Film versus DSLR dynamic range

Started Jul 24, 2007 | Discussions thread
Lictor Regular Member • Posts: 346
Re: Film versus DSLR dynamic range

Alfredo Li Pira wrote:

A number of posts in recent threads state that film has more dynamic
range than DSLR sensors.

DR is not a problem with digital. Anyway, you don't want to use a media with huge DR, because you will get a very flat image as a result with no contrast whatsoever.

The advantage film still has over digital is elsewhere. Linear range is similar, but film wins outside of that range. It's due to the way digital and analogic react to saturation.

When you saturate a digital device, it clips. In 8 bits, anything above 255 is 255. That's the dreaded white hole in your blown highlights. Worse, not all channels clip at the same time - causing color shift when the highest channel clips while the other keep responding.

Another problem with digital is that CCD/CMOS are absolutely linear : twice the amount of light will cause the output of the sensor to double. Which means that shadows will get a very limited range of values to express the different shades, leading to posterization in the shadows. On the other hand, the human eye does not have a linear response.

Clipping is a problem much broader than imaging. You can actually hear that with low quality digital amplification, where the sound becomes awful when it's too loud.

On the other hand, analog does not clip, it compresses. This means that outside of the linear response zone, analog still responds, only with diminishing returns. If you double the light, you don't make the response twice as bright, but only a fraction of that. This means your blown highlights will fade to white, while your shades will fade to black.

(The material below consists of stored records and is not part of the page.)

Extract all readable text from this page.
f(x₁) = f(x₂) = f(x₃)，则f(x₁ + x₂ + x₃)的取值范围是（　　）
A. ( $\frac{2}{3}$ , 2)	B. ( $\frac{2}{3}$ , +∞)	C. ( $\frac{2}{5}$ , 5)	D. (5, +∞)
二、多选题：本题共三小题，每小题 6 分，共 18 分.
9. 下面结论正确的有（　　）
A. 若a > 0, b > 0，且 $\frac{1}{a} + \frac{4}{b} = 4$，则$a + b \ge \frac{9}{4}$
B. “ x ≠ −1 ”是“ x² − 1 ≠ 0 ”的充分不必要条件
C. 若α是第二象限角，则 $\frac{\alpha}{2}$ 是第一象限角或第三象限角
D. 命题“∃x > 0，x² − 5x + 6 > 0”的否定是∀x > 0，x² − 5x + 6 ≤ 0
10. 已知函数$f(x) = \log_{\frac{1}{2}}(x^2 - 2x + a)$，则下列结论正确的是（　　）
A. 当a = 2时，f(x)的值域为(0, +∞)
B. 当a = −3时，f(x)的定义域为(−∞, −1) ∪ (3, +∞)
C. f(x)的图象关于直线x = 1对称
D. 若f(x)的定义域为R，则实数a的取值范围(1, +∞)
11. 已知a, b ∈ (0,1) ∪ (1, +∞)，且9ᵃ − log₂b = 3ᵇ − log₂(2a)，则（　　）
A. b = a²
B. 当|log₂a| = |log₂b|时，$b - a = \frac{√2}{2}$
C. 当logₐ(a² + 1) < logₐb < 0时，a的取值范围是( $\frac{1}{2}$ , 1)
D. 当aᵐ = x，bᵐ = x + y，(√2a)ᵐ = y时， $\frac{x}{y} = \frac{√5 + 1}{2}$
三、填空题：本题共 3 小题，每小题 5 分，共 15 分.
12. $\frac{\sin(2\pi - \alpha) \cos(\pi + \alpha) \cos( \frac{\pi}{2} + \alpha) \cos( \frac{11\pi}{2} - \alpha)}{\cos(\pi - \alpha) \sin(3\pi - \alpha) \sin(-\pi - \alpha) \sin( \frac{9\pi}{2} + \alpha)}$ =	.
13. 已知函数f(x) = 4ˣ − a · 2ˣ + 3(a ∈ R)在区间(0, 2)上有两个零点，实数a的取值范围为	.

Likewise, film response is not linear but logarithmic IIRC - much like the human eye. The available shades are split equally on the white-black spectrum.

Compression is what all radio station use : quiet sounds are made louder and loud sounds are made less loud. Compression is also what happens when you saturate an old tube amp : rather than ugly clipping, you get distorted sound with lots of harmonics. It's no more realistic than clipping, but it sure sounds better.

That was used a lot in B&W film photography. Rather than use bokeh to fade an ugly background, you could also flood it with flight while keeping the foreground in the shade and exposing for it. This worked very well for portrait. This does not work so well with digital...

That's why to be effective, digital needs a more DR than film. Because you will have to sacrifice some of that DR (the part that has a linear response) to simulate the non-linear portion of film (the shoulder you had for highlights) and get a smoother transition from highlights to pure white. Likewise in the shadows with the foot of the film response.